Nos planos da Mclaine para 2010 está prevista ainda a aquisição de um cluster. Mas isso não quer dizer que a companhia seja avessa à terceirização, modelo que já suporta servidores Unix-AIX, os bancos de dados Oracle e o sistema de backup.



PERFIL DE CONSUMO

De acordo com o estudo da IDC, 95% das

empresas ainda operam data centers próprios,

mas este cenário está mudando:

• CERCA DE 20% DELAS UTILIZAM SERVIÇOS DE TERCEIROS

• 11% ADOTAM APENAS SERVIÇOS DE COLLOCATION





O AVANÇO DO CLOUD COMPUTING

Segundo o Gartner, empresa que atua no fornecimento de pesquisa e aconselhamento sobre tecnologia, as receitas globais de cloud computing crescerão 21,3% em 2009, atingindo US$ 56,3 bilhões. O estudo também aponta, até 2013, o faturamento deste mercado deve atingir US$ 150 bilhões.
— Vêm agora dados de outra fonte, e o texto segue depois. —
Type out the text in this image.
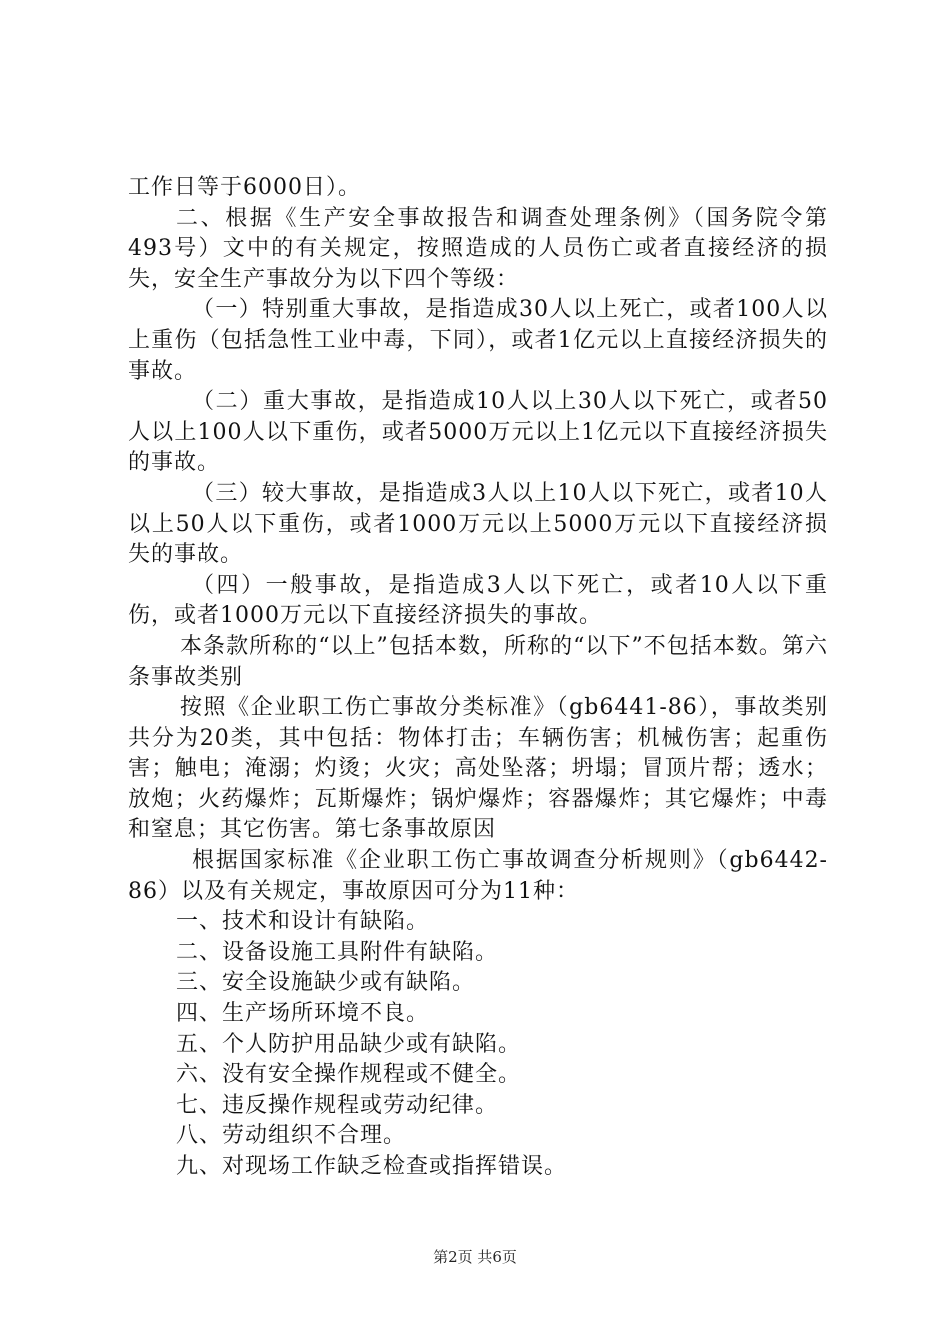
工作日等于6000日）。

二、根据《生产安全事故报告和调查处理条例》（国务院令第493号）文中的有关规定，按照造成的人员伤亡或者直接经济的损失，安全生产事故分为以下四个等级：

（一）特别重大事故，是指造成30人以上死亡，或者100人以上重伤（包括急性工业中毒，下同），或者1亿元以上直接经济损失的事故。

（二）重大事故，是指造成10人以上30人以下死亡，或者50人以上100人以下重伤，或者5000万元以上1亿元以下直接经济损失的事故。

（三）较大事故，是指造成3人以上10人以下死亡，或者10人以上50人以下重伤，或者1000万元以上5000万元以下直接经济损失的事故。

（四）一般事故，是指造成3人以下死亡，或者10人以下重伤，或者1000万元以下直接经济损失的事故。

本条款所称的“以上”包括本数，所称的“以下”不包括本数。第六条事故类别

按照《企业职工伤亡事故分类标准》（gb6441-86），事故类别共分为20类，其中包括：物体打击；车辆伤害；机械伤害；起重伤害；触电；淹溺；灼烫；火灾；高处坠落；坍塌；冒顶片帮；透水；放炮；火药爆炸；瓦斯爆炸；锅炉爆炸；容器爆炸；其它爆炸；中毒和窒息；其它伤害。第七条事故原因

根据国家标准《企业职工伤亡事故调查分析规则》（gb6442-86）以及有关规定，事故原因可分为11种：

一、技术和设计有缺陷。

二、设备设施工具附件有缺陷。

三、安全设施缺少或有缺陷。

四、生产场所环境不良。

五、个人防护用品缺少或有缺陷。

六、没有安全操作规程或不健全。

七、违反操作规程或劳动纪律。

八、劳动组织不合理。

九、对现场工作缺乏检查或指挥错误。

第2页 共6页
“Parte do crescimento representa a transferência de serviços tradicionais de TI para a nova tecnologia, mas há espaço para o desenvolvimento de novos negócios e oportunidades valiosas”, aponta Ben Pring, vice-presidente de pesquisa do Gartner. A pesquisa mostra que, em 2011, 30% da receita do mercado de consultoria e integração de sistemas será fundamentada em cloud computing.

“Esta tecnologia viabiliza uma mudança na maneira como os serviços de TI são ofertados, passando a ser gratuitos até certo ponto, com as receitas originadas de publicidade. As ofertas patrocinadas são os maiores componentes no mercado de serviços de cloud computing e continuarão sendo até 2013”, afirma Pring.

De acordo com o estudo, as soluções baseadas nessa tecnologia, assim como as ofertas de software como serviço, já detêm um mercado com quase o dobro de recursos em comparação com as ofertas de infraestrutura. A pesquisa do Gartner prevê, para os próximos cinco anos, um crescimento no número de funcionalidades e novos produtos baseados nesta tecnologia. Estão entre os provedores de serviços de cloud computing no Brasil, a Locaweb, a Alog e a Tecla, uma das empresas do deste segundo grupo.